Data Device Corporation (DDC) announces another successful flight of its SCS750® Single Board Computer (SBC) on the Second Greenhouse Gases Observing Satellite (GOSAT-2). Mitsubishi Heavy Industries, Ltd. and JAXA successfully launched H-IIA Launch Vehicle No. 40 (H-IIA F40,) which encapsulates the GOSAT-2 satellite, on October 29, 2018 from the JAXA Tanegashima Space Center. The launch and flight of H-IIA F40 proceeded as planned. As of late October, the satellite had completed the Critical Operations phase, and moved into its Operational Phase and has been operating successfully since then.
DDC provided a subcontractor to JAXA, Harris Corporation of Fort Wayne IN, with two flight SBCs for one of the key environmental sensor instruments on the satellite. Harris-built the TANSO-FTS-2 (Thermal and Near Infrared Sensor for Carbon Observation-Fourier Transform Spectrometer-2) that will measure greenhouse gases in the atmosphere. The instrument will collect high-spectral resolution data of the Earth in five bands, which enables measurement during daylight and darkness. The instrument’s unique intelligent pointing system identifies, in real time, cloud-free areas of the atmosphere, greatly increasing the amount of useable data.
“DDC’s single board computer is a key component of the Harris-built environmental instrument with its reliability and high-speed processing,” said Paul Wloszek, Harris Environmental Solutions sensors director.

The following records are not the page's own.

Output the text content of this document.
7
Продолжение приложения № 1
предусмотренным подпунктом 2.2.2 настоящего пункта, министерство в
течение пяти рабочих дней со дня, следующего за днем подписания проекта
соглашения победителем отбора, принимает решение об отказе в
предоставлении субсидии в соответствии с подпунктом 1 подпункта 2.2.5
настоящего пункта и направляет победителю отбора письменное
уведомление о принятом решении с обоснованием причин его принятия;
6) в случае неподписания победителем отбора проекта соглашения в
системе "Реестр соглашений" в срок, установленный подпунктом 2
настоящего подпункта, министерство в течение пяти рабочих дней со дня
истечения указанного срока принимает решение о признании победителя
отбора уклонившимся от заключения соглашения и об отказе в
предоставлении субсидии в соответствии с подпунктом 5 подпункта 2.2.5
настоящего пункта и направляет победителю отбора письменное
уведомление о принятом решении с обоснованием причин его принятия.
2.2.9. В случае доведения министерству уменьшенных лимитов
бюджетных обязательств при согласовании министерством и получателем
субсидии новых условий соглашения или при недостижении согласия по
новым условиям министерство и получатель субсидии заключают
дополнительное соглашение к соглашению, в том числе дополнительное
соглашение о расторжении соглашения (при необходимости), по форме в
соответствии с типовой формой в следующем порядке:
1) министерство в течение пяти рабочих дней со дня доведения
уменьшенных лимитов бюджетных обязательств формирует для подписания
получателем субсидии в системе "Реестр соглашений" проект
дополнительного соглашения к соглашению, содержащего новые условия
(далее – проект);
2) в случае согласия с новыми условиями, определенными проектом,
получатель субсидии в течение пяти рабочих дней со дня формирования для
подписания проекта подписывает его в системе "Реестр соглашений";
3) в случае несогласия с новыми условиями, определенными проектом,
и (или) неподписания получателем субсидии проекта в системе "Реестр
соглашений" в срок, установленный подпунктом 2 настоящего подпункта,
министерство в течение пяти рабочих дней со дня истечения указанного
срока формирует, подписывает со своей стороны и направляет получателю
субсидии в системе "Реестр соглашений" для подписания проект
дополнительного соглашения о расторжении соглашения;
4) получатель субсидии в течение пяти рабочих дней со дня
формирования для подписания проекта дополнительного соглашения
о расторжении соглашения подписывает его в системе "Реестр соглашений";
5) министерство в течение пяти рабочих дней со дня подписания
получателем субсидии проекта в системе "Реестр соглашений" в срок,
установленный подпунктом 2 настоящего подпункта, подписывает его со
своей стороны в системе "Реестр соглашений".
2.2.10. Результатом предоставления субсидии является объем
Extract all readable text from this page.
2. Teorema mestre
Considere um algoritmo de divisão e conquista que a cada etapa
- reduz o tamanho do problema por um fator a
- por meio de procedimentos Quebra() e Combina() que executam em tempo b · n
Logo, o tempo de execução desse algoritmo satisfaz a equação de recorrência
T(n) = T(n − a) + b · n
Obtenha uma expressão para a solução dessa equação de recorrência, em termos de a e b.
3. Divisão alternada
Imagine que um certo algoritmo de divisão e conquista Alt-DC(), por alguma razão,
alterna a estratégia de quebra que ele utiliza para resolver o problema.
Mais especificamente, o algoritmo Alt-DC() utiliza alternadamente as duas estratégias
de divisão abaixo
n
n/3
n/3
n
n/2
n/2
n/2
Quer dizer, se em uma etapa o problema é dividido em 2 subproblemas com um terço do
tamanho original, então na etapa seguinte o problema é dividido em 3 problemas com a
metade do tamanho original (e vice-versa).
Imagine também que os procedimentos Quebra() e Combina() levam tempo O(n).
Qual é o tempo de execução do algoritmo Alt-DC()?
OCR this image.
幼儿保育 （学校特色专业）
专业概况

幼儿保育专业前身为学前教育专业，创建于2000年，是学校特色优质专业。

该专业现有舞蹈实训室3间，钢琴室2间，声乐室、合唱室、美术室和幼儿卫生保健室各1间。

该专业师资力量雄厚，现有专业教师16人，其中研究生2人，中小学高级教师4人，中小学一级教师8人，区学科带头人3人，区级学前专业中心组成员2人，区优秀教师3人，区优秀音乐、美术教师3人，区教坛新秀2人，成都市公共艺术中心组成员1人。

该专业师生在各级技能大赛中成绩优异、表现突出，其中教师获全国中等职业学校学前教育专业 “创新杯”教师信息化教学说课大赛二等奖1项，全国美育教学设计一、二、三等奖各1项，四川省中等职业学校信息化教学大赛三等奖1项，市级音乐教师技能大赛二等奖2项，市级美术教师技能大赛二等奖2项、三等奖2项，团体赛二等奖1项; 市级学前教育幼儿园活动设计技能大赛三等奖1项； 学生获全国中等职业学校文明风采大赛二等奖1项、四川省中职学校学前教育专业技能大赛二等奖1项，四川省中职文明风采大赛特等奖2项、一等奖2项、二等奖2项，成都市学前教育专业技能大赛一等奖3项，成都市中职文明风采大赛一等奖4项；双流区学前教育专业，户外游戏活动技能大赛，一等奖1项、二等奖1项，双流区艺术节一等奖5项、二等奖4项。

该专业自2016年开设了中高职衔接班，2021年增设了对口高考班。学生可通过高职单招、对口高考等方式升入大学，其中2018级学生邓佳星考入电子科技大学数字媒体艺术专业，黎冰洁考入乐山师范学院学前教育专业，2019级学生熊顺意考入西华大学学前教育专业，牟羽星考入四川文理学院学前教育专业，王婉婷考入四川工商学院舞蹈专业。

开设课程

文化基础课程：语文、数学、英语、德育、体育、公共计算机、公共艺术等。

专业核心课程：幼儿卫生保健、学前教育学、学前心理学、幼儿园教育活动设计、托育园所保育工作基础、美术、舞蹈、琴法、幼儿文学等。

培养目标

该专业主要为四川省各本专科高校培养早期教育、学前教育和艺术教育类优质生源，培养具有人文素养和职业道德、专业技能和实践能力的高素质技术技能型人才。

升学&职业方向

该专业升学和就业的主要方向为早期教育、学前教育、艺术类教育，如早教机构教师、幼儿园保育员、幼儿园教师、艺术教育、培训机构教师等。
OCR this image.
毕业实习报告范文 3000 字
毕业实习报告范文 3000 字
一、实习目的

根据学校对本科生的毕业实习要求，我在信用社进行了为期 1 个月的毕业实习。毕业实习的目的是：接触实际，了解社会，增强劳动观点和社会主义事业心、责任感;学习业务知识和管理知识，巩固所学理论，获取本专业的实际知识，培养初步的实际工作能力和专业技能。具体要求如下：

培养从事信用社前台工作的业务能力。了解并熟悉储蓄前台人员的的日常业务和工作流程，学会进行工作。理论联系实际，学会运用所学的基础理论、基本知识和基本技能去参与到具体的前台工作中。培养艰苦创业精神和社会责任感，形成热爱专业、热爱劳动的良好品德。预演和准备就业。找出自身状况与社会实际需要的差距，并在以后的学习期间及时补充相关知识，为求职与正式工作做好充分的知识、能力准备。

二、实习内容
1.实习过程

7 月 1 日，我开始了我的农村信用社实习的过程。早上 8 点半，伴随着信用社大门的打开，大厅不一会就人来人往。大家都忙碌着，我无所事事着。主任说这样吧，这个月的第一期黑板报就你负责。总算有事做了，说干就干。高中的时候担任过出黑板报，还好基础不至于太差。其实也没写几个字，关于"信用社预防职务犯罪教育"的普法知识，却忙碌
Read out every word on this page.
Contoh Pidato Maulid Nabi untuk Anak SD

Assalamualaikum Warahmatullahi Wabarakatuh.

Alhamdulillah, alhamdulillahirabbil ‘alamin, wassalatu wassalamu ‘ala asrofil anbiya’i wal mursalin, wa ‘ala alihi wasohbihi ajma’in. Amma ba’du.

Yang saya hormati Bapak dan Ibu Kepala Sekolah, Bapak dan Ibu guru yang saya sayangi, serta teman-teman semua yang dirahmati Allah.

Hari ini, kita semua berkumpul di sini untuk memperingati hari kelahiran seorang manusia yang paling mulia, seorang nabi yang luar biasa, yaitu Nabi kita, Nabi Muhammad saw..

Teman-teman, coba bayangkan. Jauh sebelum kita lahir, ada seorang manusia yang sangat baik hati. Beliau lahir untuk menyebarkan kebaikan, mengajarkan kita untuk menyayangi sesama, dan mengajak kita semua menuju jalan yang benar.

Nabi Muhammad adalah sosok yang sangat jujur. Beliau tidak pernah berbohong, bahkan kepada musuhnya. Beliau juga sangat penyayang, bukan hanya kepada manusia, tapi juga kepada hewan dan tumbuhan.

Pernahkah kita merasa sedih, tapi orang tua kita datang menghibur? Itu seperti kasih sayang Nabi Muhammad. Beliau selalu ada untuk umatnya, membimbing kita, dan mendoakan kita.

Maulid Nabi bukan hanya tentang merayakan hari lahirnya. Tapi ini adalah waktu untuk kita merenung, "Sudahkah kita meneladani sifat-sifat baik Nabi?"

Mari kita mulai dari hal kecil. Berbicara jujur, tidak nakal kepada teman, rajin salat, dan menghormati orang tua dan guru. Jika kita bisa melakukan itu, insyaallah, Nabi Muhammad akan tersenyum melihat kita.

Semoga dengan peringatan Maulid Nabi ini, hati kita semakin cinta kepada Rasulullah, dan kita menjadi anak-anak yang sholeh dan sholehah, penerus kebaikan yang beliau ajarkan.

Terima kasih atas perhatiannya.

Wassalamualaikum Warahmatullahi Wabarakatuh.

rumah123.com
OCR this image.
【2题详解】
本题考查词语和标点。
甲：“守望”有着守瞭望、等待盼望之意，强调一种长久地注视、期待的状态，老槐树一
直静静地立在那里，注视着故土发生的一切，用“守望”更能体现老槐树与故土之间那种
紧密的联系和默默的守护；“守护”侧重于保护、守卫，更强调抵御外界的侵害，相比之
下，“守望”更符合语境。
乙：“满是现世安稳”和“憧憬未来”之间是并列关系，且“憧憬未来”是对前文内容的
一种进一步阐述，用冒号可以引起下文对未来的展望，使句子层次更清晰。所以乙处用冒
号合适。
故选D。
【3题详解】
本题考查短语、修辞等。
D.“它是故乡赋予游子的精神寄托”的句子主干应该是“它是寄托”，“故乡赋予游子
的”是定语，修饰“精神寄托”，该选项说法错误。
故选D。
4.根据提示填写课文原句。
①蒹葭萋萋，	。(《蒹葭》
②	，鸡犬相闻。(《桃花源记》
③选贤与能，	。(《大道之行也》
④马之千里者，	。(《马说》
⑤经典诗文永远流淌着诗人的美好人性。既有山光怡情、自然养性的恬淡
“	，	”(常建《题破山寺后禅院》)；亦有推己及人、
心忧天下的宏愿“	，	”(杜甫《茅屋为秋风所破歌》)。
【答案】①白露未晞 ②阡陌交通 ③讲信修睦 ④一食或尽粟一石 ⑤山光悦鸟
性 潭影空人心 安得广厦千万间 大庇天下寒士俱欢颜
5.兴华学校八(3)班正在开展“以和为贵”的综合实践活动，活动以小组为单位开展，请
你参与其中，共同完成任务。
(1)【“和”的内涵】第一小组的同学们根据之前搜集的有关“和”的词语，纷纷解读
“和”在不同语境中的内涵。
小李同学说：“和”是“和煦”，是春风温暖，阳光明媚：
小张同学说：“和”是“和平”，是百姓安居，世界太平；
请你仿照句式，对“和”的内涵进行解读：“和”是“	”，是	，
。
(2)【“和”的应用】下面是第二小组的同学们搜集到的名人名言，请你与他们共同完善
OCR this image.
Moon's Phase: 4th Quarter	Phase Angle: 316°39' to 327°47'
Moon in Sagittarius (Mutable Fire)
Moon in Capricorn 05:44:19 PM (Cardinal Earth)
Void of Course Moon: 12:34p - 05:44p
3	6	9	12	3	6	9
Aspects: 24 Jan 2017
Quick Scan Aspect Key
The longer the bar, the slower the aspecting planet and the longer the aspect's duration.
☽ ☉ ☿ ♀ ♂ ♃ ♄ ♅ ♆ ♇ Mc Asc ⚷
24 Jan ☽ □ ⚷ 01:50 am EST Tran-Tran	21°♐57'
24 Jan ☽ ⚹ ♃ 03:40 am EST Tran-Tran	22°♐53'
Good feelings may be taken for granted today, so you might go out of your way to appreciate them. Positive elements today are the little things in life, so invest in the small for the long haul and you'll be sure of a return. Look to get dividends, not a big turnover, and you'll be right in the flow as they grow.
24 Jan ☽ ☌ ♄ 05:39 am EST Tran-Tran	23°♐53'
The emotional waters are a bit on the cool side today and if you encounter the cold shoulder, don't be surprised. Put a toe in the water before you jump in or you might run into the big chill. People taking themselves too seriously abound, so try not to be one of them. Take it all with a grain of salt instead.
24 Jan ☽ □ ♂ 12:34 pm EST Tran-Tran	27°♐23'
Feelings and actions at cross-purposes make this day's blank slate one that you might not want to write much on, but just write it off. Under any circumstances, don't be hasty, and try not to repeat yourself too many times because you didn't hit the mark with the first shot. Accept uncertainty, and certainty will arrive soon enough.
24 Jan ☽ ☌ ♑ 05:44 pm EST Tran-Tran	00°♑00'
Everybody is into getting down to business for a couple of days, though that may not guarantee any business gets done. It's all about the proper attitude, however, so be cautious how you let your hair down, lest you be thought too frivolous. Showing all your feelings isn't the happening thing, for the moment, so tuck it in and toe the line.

“DDC is excited to have supported the JAXA/Harris team on the success of such a key instrument for the GOSAT-2 mission, which will provide important Earth science data, contributing to global greenhouse gas observations and climate change-related policies. Our team would like to extend our congratulations to everyone involved on the successful launch and operation”, stated Dan Veenstra, General Manager of DDC’s Space Microelectronics group located in Poway, CA, where the SCS750® are designed and manufactured. “Since inception, more than 20 years ago, our electronic components (more than 100,000 shipped) and TRL-9 Single Board Computers have experienced zero failures in space, which will help to ensure the success of the GOSAT-2 Program.”